Meta Releases Two Llama 4 AI Models

2025-04-07

Meta has recently unveiled the Llama 4 series of artificial intelligence models, which now power Meta AI assistants across platforms such as the web version and apps including WhatsApp, Messenger, and Instagram. Two new models, Llama 4 Scout and Llama 4 Maverick, are available for download via Meta or Hugging Face.

Llama 4 Scout is a compact model capable of running on a single Nvidia H100 GPU. Llama 4 Maverick, on the other hand, matches the performance of models like GPT-4o and Gemini 2.0 Flash. Meta revealed that it is still training the Llama 4 Behemoth model, which Meta CEO Mark Zuckerberg hailed as "the world's most powerful foundational model."

According to Meta, Llama 4 Scout features a context window of 10 million tokens, representing the working memory capacity of the AI model. It outperforms Google’s Gemma 3, Gemini 2.0 Flash-Lite, and the open-source Mistral 3.1 in multiple widely-used benchmarks, all while operating on a single Nvidia H100 GPU. For the larger Maverick model, Meta claims similar superiority, asserting that it surpasses OpenAI’s GPT-4o and Google’s Gemini 2.0 Flash. It achieves results comparable to DeepSeek-V3 with less than half the active parameters in coding and reasoning tasks.

The Llama 4 Behemoth boasts 288 billion active parameters and a total parameter count of 2 trillion. Although not yet released, Meta stated that Behemoth outperforms competitors like GPT-4.5 and Claude Sonnet 3.7 in various STEM (Science, Technology, Engineering, and Mathematics) benchmarks.

In the Llama 4 series, Meta implemented a "Mixture of Experts" (MoE) architecture, which conserves resources by utilizing only the parts of the model relevant to specific tasks. Meta plans to discuss future AI models and product strategies at the LlamaCon conference scheduled for April 29.

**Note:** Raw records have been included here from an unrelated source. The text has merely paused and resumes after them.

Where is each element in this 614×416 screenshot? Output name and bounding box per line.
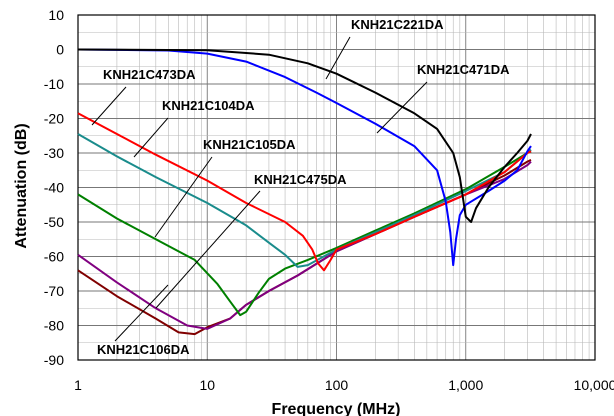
- y-tick-label: -30: [44, 145, 64, 161]
- y-tick-label: -60: [44, 249, 64, 265]
- callout-label: KNH21C105DA: [203, 137, 296, 152]
- callout-leader: [133, 117, 169, 158]
- y-axis-title: Attenuation (dB): [13, 123, 30, 248]
- series-line-knh21c475da: [77, 160, 532, 330]
- callout-leader: [91, 86, 127, 126]
- callout-label: KNH21C475DA: [254, 172, 347, 187]
- callout-leader: [325, 36, 351, 80]
- series-line-knh21c104da: [77, 133, 532, 268]
- callout-label: KNH21C106DA: [97, 342, 190, 357]
- plot-border: [77, 14, 596, 361]
- y-tick-label: -20: [44, 111, 64, 127]
- y-tick-label: 0: [56, 42, 64, 58]
- series-line-knh21c221da: [77, 48, 532, 223]
- callout-labels: KNH21C221DA KNH21C471DA KNH21C473DA KNH21C1…: [97, 17, 510, 357]
- callout-leader: [376, 81, 428, 134]
- x-tick-label: 10: [199, 377, 215, 393]
- callout-leader: [155, 190, 261, 309]
- callout-label: KNH21C104DA: [162, 98, 255, 113]
- x-tick-label: 10,000: [574, 377, 614, 393]
- y-tick-label: -10: [44, 76, 64, 92]
- x-tick-label: 1,000: [448, 377, 483, 393]
- y-tick-labels: 10 0 -10 -20 -30 -40 -50 -60 -70 -80 -90: [44, 7, 64, 368]
- y-tick-label: -50: [44, 214, 64, 230]
- x-tick-label: 100: [325, 377, 349, 393]
- y-tick-label: 10: [48, 7, 64, 23]
- callout-leaders: [91, 36, 428, 342]
- y-tick-label: -40: [44, 180, 64, 196]
- y-tick-label: -80: [44, 318, 64, 334]
- callout-leader: [154, 156, 213, 238]
- callout-label: KNH21C473DA: [103, 67, 196, 82]
- x-axis-title: Frequency (MHz): [272, 401, 401, 416]
- callout-label: KNH21C221DA: [351, 17, 444, 32]
- x-tick-label: 1: [74, 377, 82, 393]
- series-line-knh21c471da: [77, 48, 532, 267]
- plot-frame: [77, 14, 596, 361]
- x-tick-labels: 1 10 100 1,000 10,000: [74, 377, 614, 393]
- y-tick-label: -70: [44, 283, 64, 299]
- series-line-knh21c105da: [77, 150, 532, 317]
- series-lines: [77, 48, 532, 336]
- callout-leader: [114, 284, 169, 342]
- y-tick-label: -90: [44, 352, 64, 368]
- callout-label: KNH21C471DA: [417, 62, 510, 77]
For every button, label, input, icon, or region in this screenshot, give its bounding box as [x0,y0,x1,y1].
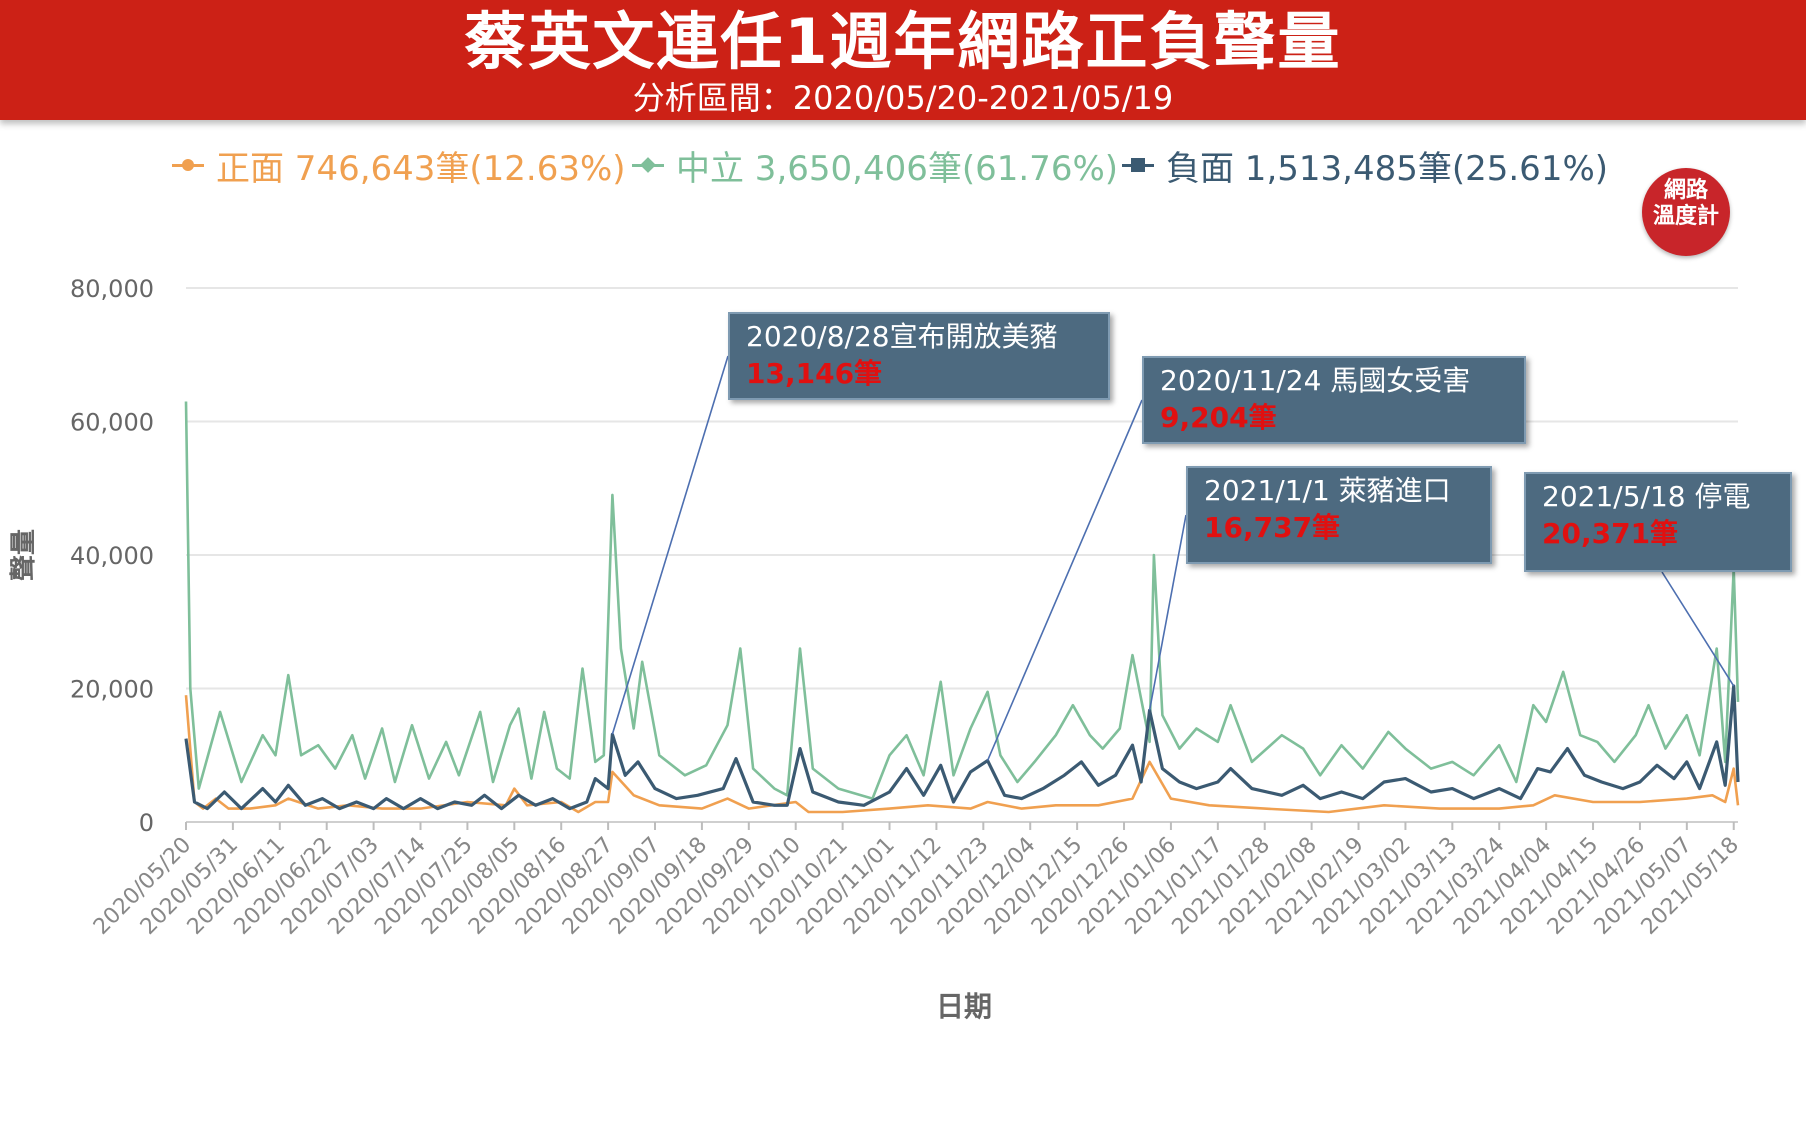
annotation-callout-power-outage: 2021/5/18 停電 20,371筆 [1524,472,1792,572]
annotation-callout-ractopamine-pork-import: 2021/1/1 萊豬進口 16,737筆 [1186,466,1492,564]
y-axis: 0 20,000 40,000 60,000 80,000 [70,275,154,837]
series-line-neutral [184,401,1740,800]
annotation-connector [986,399,1143,761]
y-tick-label: 20,000 [70,676,154,704]
legend-marker-neutral [632,153,664,177]
chart-subtitle: 分析區間：2020/05/20-2021/05/19 [632,79,1174,117]
y-tick-label: 0 [139,809,154,837]
x-axis-title: 日期 [936,990,992,1023]
legend-label-neutral: 中立 3,650,406筆(61.76%) [676,148,1119,189]
series-line-negative [184,684,1740,811]
annotation-value: 13,146筆 [746,357,883,390]
y-tick-label: 60,000 [70,409,154,437]
legend-label-positive: 正面 746,643筆(12.63%) [216,148,626,189]
badge-line-2: 溫度計 [1652,204,1719,229]
annotation-title: 2020/8/28宣布開放美豬 [746,320,1058,353]
title-banner: 蔡英文連任1週年網路正負聲量 分析區間：2020/05/20-2021/05/1… [0,0,1806,120]
y-tick-label: 40,000 [70,542,154,570]
annotation-connector [1148,514,1187,711]
annotation-value: 9,204筆 [1160,401,1277,434]
series-lines [184,401,1740,814]
legend-label-negative: 負面 1,513,485筆(25.61%) [1166,148,1609,189]
legend-marker-negative [1122,153,1154,177]
annotation-callout-malaysian-woman: 2020/11/24 馬國女受害 9,204筆 [1142,356,1526,444]
y-tick-label: 80,000 [70,275,154,303]
callout-connectors [611,355,1735,761]
badge-line-1: 網路 [1663,178,1708,203]
annotation-title: 2020/11/24 馬國女受害 [1160,364,1471,397]
legend: 正面 746,643筆(12.63%) 中立 3,650,406筆(61.76%… [0,140,1806,190]
annotation-connector [611,355,729,735]
legend-marker-positive [172,153,204,177]
legend-item-negative[interactable]: 負面 1,513,485筆(25.61%) [1122,140,1608,190]
annotation-title: 2021/5/18 停電 [1542,480,1751,513]
chart-title: 蔡英文連任1週年網路正負聲量 [464,5,1342,78]
x-axis: 2020/05/202020/05/312020/06/112020/06/22… [89,822,1744,940]
annotation-title: 2021/1/1 萊豬進口 [1204,474,1451,507]
annotation-callout-us-pork: 2020/8/28宣布開放美豬 13,146筆 [728,312,1110,400]
annotation-value: 20,371筆 [1542,517,1679,550]
annotation-connector [1661,571,1735,687]
legend-item-neutral[interactable]: 中立 3,650,406筆(61.76%) [632,140,1118,190]
annotation-value: 16,737筆 [1204,511,1341,544]
legend-item-positive[interactable]: 正面 746,643筆(12.63%) [172,140,626,190]
y-axis-title: 聲量 [9,529,39,581]
wunderground-logo-badge: 網路 溫度計 [1642,168,1730,256]
gridlines [186,287,1738,823]
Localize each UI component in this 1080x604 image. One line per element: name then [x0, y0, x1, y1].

As with prior models, Meta refers to the Llama 4 series as "open source," though Llama models have faced criticism over licensing restrictions. For instance, the Llama 4 license requires commercial entities with over 700 million monthly active users to seek Meta’s permission before using the model, a stipulation that the Open Source Initiative deemed in 2023 as falling outside the "open source" definition.